One final post in the series. I found this at CNN:
However, the White House announcement doesn’t offer much new help for existing borrowers who are already eligible for the income-based repayment plan and who have been able to consolidate federal loans for more than a year, said Mark Kantrowitz, publisher of FinAid.org.
“It preserves the cost of the loans,” Kantrowitz said. “And existing borrowers who are up to their eyebrows in debt, they don’t get the benefit” of the lower payments on the income-based repayment plan.
What this sounds like, as Elie Mystal over at Above the Law points out, is announcing old (2009) rules on student loans (15% of discretionary, 25-year sentence) as if they are new ones. The lower percentage and 20-year offer is only being made to current (class of 2015 or later) students.
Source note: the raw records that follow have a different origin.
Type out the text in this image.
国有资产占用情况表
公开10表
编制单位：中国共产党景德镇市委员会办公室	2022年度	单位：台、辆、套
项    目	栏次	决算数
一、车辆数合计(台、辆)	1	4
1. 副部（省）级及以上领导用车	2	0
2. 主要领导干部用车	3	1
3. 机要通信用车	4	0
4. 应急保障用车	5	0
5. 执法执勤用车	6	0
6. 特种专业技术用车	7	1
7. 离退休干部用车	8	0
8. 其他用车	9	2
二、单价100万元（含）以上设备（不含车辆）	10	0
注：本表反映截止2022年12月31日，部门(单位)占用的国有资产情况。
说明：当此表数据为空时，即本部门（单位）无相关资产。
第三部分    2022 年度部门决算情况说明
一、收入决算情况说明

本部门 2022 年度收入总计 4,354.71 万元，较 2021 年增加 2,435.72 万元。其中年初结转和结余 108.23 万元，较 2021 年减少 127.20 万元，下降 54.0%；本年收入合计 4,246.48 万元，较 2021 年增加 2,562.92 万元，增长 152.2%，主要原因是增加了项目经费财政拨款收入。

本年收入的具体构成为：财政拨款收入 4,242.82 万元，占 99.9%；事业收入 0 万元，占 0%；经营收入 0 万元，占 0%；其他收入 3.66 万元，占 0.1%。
So it’s a non-solution, unless you didn’t know that IBR was there. It benefits my younger American friends in Japan, of course, because the payment is based on your AGI (adjusted gross income). As you know because you fill out a tax form and file your Form 2555-EZ, with it, your adjusted gross income is usually close to: ZERO. So your IBR payment is: ZERO.
[Update #1 10/26/11:
Now that all the details are out, it looks like the actual benefits are:
1) If you are in college, the 10% of discretionary, 20-year period term for IBR is moved up to next year (from 2014);
2) If you have Direct Loans already AND federally-backed loans from a bank (so called Staffords), you can put them all with the federal government and get somewhere between a 0.25% and 0.50% cut on the interest rate;
3) If you have already graduated, you aren’t getting anything new. IBR has been around since 2009, and had its earlier incarnation as ICR, from 1995. About all Obama’s Denver initiative is doing is advertising that there is IBR, and that you are plum stupid if you keep federally-backed loans with an outside lender, rather than use the Direct Loan service. (That’s why Sallie Mae’s stock dropped so much yesterday. They make money from servicing the federally-backed loans.)
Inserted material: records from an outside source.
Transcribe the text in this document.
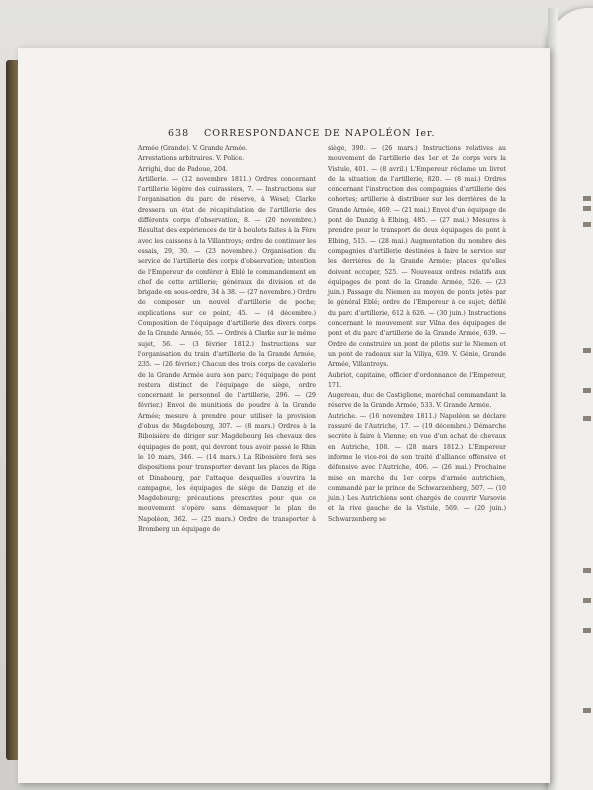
638 CORRESPONDANCE DE NAPOLÉON Ier.

Armée (Grande). V. Grande Armée.

Arrestations arbitraires. V. Police.

Arrighi, duc de Padoue, 204.

Artillerie. — (12 novembre 1811.) Ordres concernant l'artillerie légère des cuirassiers, 7. — Instructions sur l'organisation du parc de réserve, à Wesel; Clarke dressera un état de récapitulation de l'artillerie des différents corps d'observation, 8. — (20 novembre.) Résultat des expériences de tir à boulets faites à la Fère avec les caissons à la Villantroys; ordre de continuer les essais, 29, 30. — (23 novembre.) Organisation du service de l'artillerie des corps d'observation; intention de l'Empereur de conférer à Eblé le commandement en chef de cette artillerie; généraux de division et de brigade en sous-ordre, 34 à 38. — (27 novembre.) Ordre de composer un nouvel d'artillerie de poche; explications sur ce point, 45. — (4 décembre.) Composition de l'équipage d'artillerie des divers corps de la Grande Armée, 55. — Ordres à Clarke sur le même sujet, 56. — (3 février 1812.) Instructions sur l'organisation du train d'artillerie de la Grande Armée, 235. — (26 février.) Chacun des trois corps de cavalerie de la Grande Armée aura son parc; l'équipage de pont restera distinct de l'équipage de siège, ordre concernant le personnel de l'artillerie, 296. — (29 février.) Envoi de munitions de poudre à la Grande Armée; mesure à prendre pour utiliser la provision d'obus de Magdebourg, 307. — (8 mars.) Ordres à la Riboisière de diriger sur Magdebourg les chevaux des équipages de pont, qui devront tous avoir passé le Rhin le 10 mars, 346. — (14 mars.) La Riboisière fera ses dispositions pour transporter devant les places de Riga et Dinabourg, par l'attaque desquelles s'ouvrira la campagne, les équipages de siège de Danzig et de Magdebourg; précautions prescrites pour que ce mouvement s'opère sans démasquer le plan de Napoléon, 362. — (25 mars.) Ordre de transporter à Bromberg un équipage de

siège, 390. — (26 mars.) Instructions relatives au mouvement de l'artillerie des 1er et 2e corps vers la Vistule, 401. — (8 avril.) L'Empereur réclame un livret de la situation de l'artillerie, 820. — (8 mai.) Ordres concernant l'instruction des compagnies d'artillerie des cohortes; artillerie à distribuer sur les derrières de la Grande Armée, 469. — (21 mai.) Envoi d'un équipage de pont de Danzig à Elbing, 485. — (27 mai.) Mesures à prendre pour le transport de deux équipages de pont à Elbing, 515. — (28 mai.) Augmentation du nombre des compagnies d'artillerie destinées à faire le service sur les derrières de la Grande Armée; places qu'elles doivent occuper, 525. — Nouveaux ordres relatifs aux équipages de pont de la Grande Armée, 526. — (23 juin.) Passage du Niemen au moyen de ponts jetés par le général Eblé; ordre de l'Empereur à ce sujet; défilé du parc d'artillerie, 612 à 626. — (30 juin.) Instructions concernant le mouvement sur Vilna des équipages de pont et du parc d'artillerie de la Grande Armée, 639. — Ordre de construire un pont de pilotis sur le Niemen et un pont de radeaux sur la Viliya, 639. V. Génie, Grande Armée, Villantroys.

Aubriot, capitaine, officier d'ordonnance de l'Empereur, 171.

Augereau, duc de Castiglione, maréchal commandant la réserve de la Grande Armée, 533. V. Grande Armée.

Autriche. — (16 novembre 1811.) Napoléon se déclare rassuré de l'Autriche, 17. — (19 décembre.) Démarche secrète à faire à Vienne; en vue d'un achat de chevaux en Autriche, 108. — (28 mars 1812.) L'Empereur informe le vice-roi de son traité d'alliance offensive et défensive avec l'Autriche, 406. — (26 mai.) Prochaine mise en marche du 1er corps d'armée autrichien, commandé par le prince de Schwarzenberg, 507. — (10 juin.) Les Autrichiens sont chargés de couvrir Varsovie et la rive gauche de la Vistule, 569. — (20 juin.) Schwarzenberg se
Since federally-backed loans, and Direct Loans, have so many deferment provisions, all these repayment / amortization issues amount to one big game of chicken. Slowly, slowly, repaying student loans is moving to a kind of surtax regime, where the poverty level income is exempted, and then you pay either 10% or 15%–unless you become the eternal community college student, where the can is kicked down the road for as long as you are. At death, the note cancels. So at some point, these loans become less of a loan and more of a credit life insurance policy (where your payment is assuring that the rest of the balance disappears.)
I am disappointed, because I believe in reform, in “Yes We Can!” and “We Can’t Wait!” But I still say Denver is a step in the right direction.]